Financially it's a mess

The house is ours, we both paid deposit for it, and both contribute equally to mortgage, but as I was a student when we bought it they wouldn't allow me on the mortgage. It's coming up for renewal in July and the plan was to put me on the mortgage now I'm qualified and no longer a student

Anyone know where I stand here ? We are married, so does it matter my name not on mortgage?

He earns 4x more than me. I'm part time NHS. He pays most of bills but I think with some working around I can survive. I've been on entitledto.com to check what I could get .... It's not great but it's something.

This is my kids home I don't want to leave. Ideally I want him to leave.

OP posts:
ifowaa · 13/04/2020 17:27

Is your name in the title deeds?

CremeEggThief · 13/04/2020 17:39

Sorry, OP, but your relationship is over. There's no coming back from this.
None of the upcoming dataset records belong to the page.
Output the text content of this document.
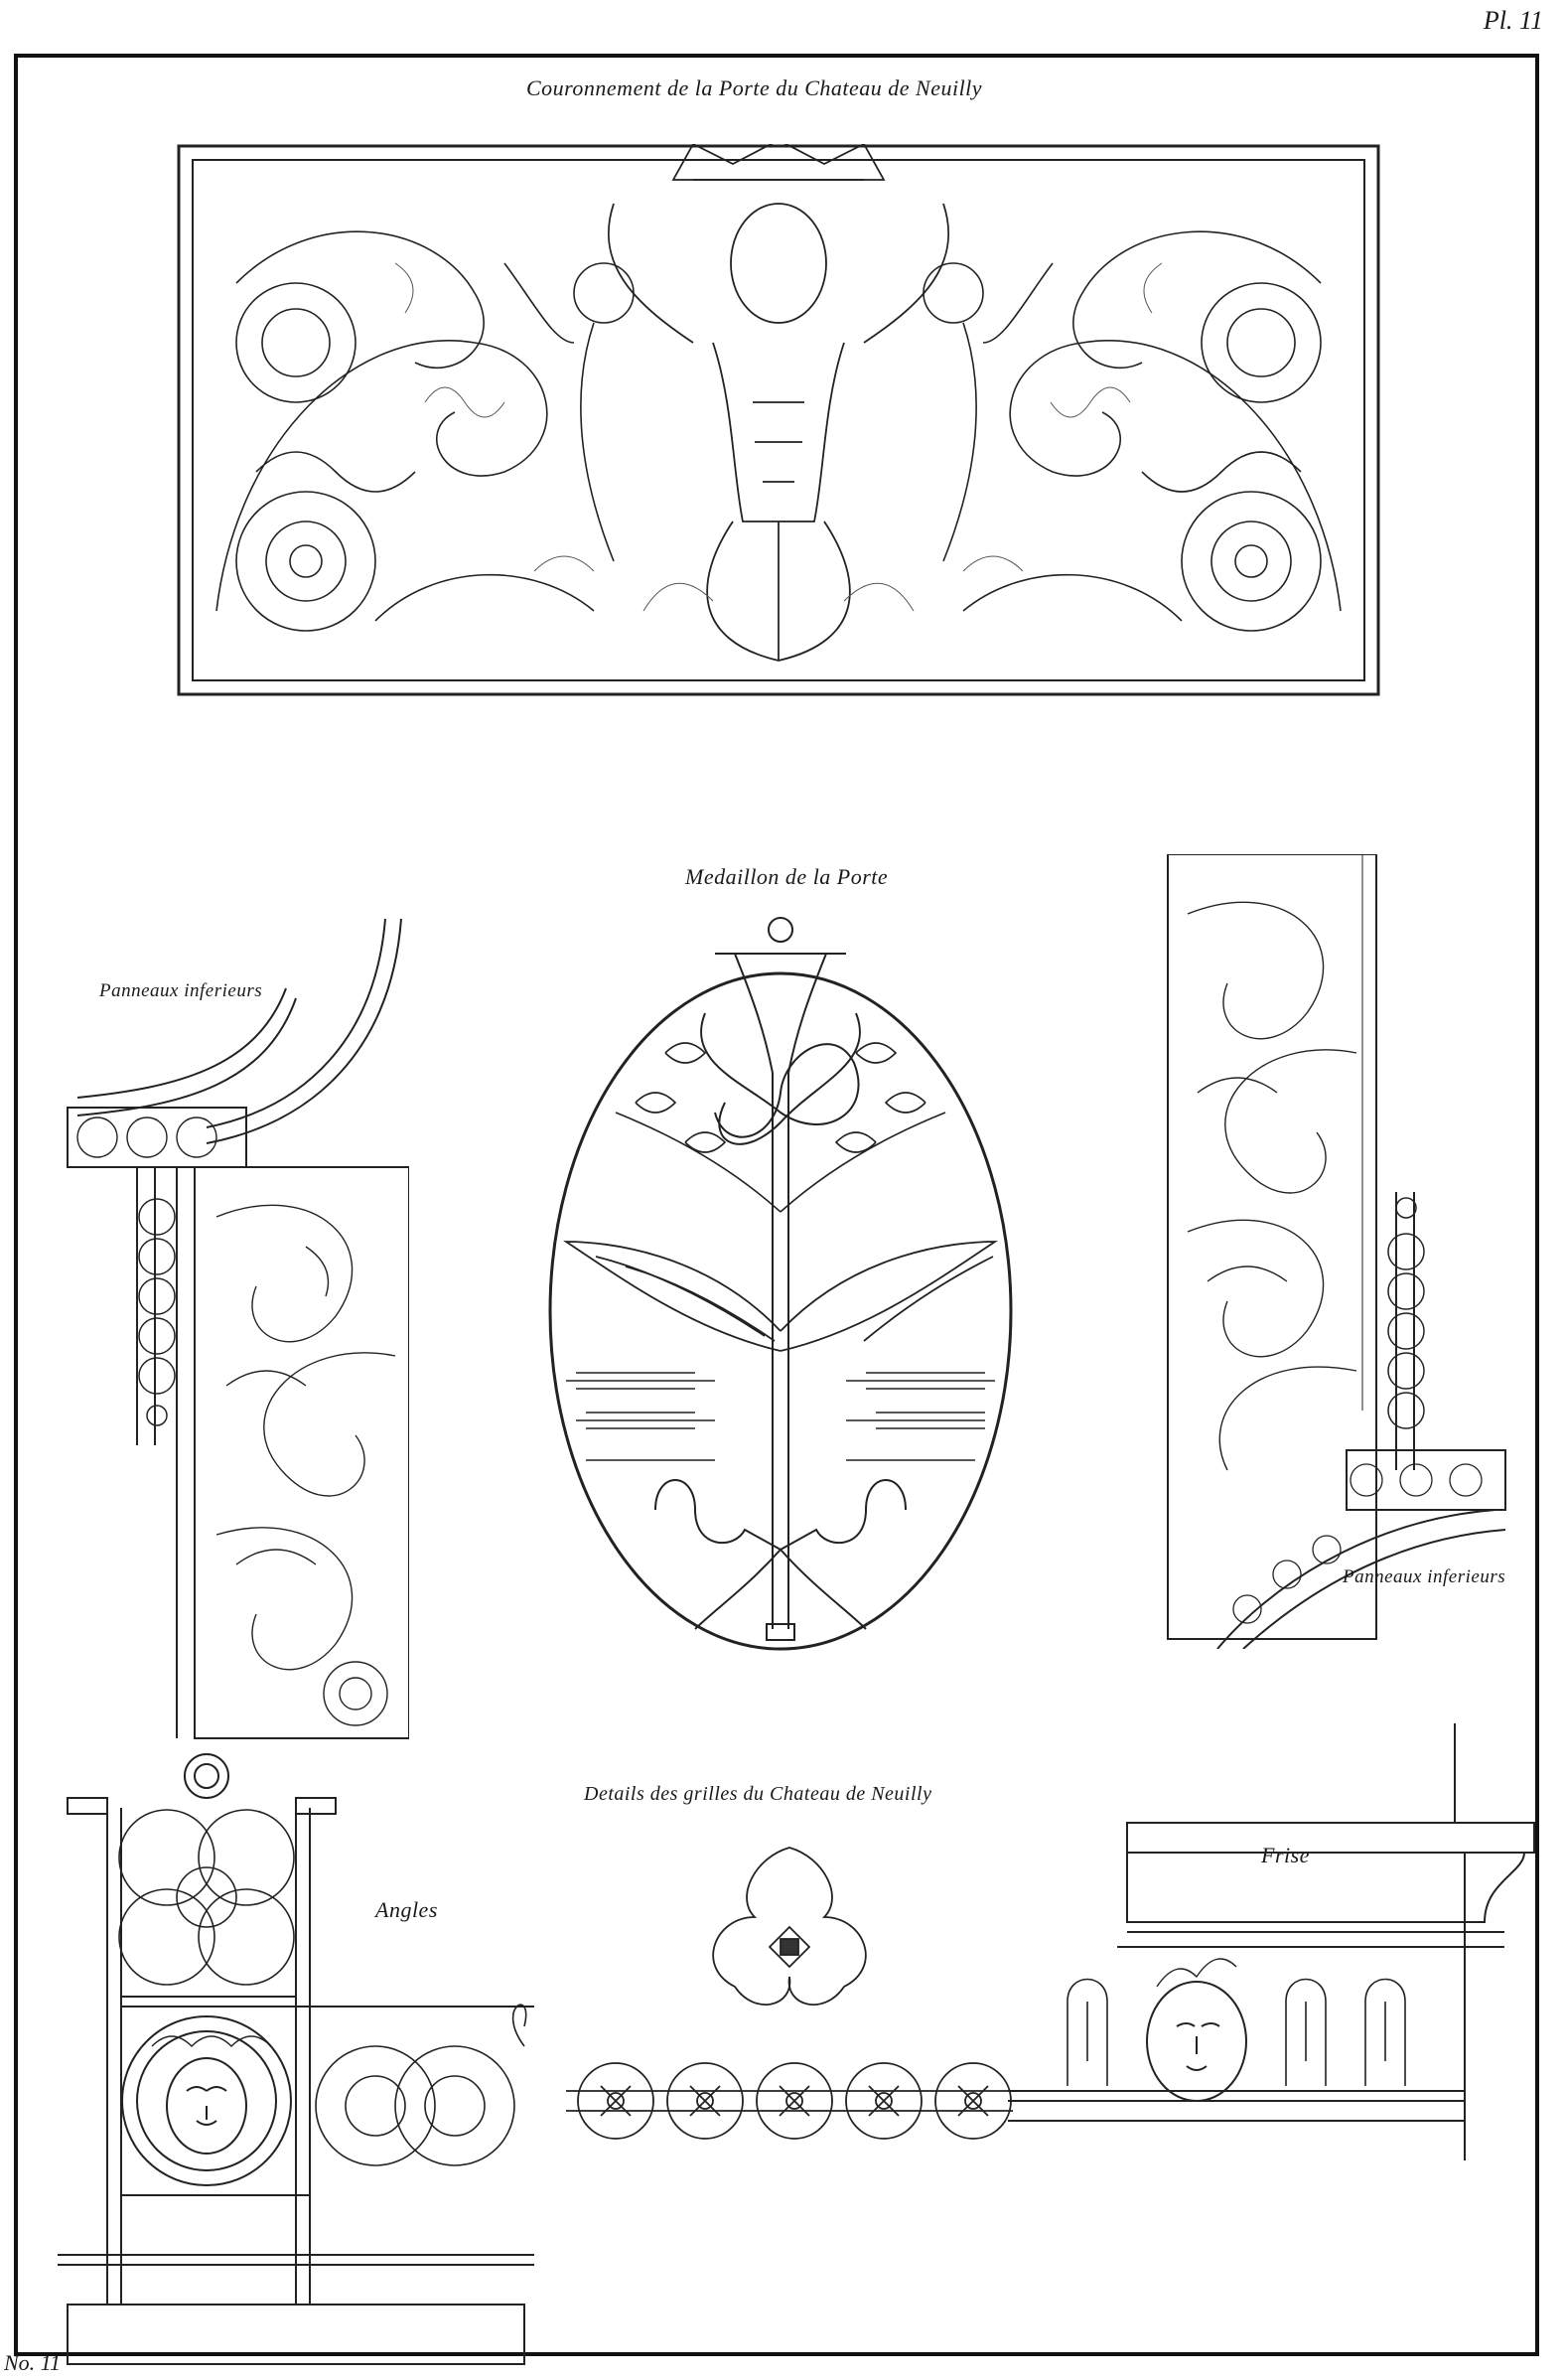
Pl. 11
Couronnement de la Porte du Chateau de Neuilly
Medaillon de la Porte
Panneaux inferieurs
Panneaux inferieurs
Details des grilles du Chateau de Neuilly
Angles
Frise
No. 11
bringbacksideburns · 13/04/2020 17:56

I think you need legal advice OP. Maybe post in the legal section on here re your name not being on the mortgage?

As you do the majority of the childcare and work less hours it makes sense for him to go.

You don't call people you live with Cunts and spit at them. Whatever the context of any argument. It's abuse. Pure and simple. You are not meant to be living together with children.

Shadowdoor21 · 13/04/2020 19:09

You definitely need to get some legal advice. If it were just you I would say to leave. As is...of you can afford a place on your own to move to with the kids then I'd still say to go anyway. Home is what you make it. Somewhere new that is a bit cramped is much better than staying with a total shit 24/7. I'm sure the kids will be happier there after the initial upheaval stress has subsided. But speak to a solicitor and see what they say.

snugs69 · 13/04/2020 19:12

Get out now pls

Justtryingtobehelpful · 14/04/2020 01:36

Do a free 30 minutes with a solicitor. Send them all the information therein need beforehand so your can use your time wisely. You'll pay for them after the settlement is the understanding I get from other similar threads. Actually read some of the other threads here on how to get information ready for divorce. Some are very good!

Pickles89 · 14/04/2020 01:52

There's a line that divides 'can be worked on' and 'absolutely no getting back from this' with relationships. Spitting is firmly on the latter side for me.

Ipadipod · 14/04/2020 02:09

This will only get worse, he used to call you a cunt to have the last word , you have become desensitised to this so he’s taken to spitting at you. What happens when you become desensitised to being spat at ?

Please don’t put up with this shocking behaviour Op , see a solicitor as soon as possible.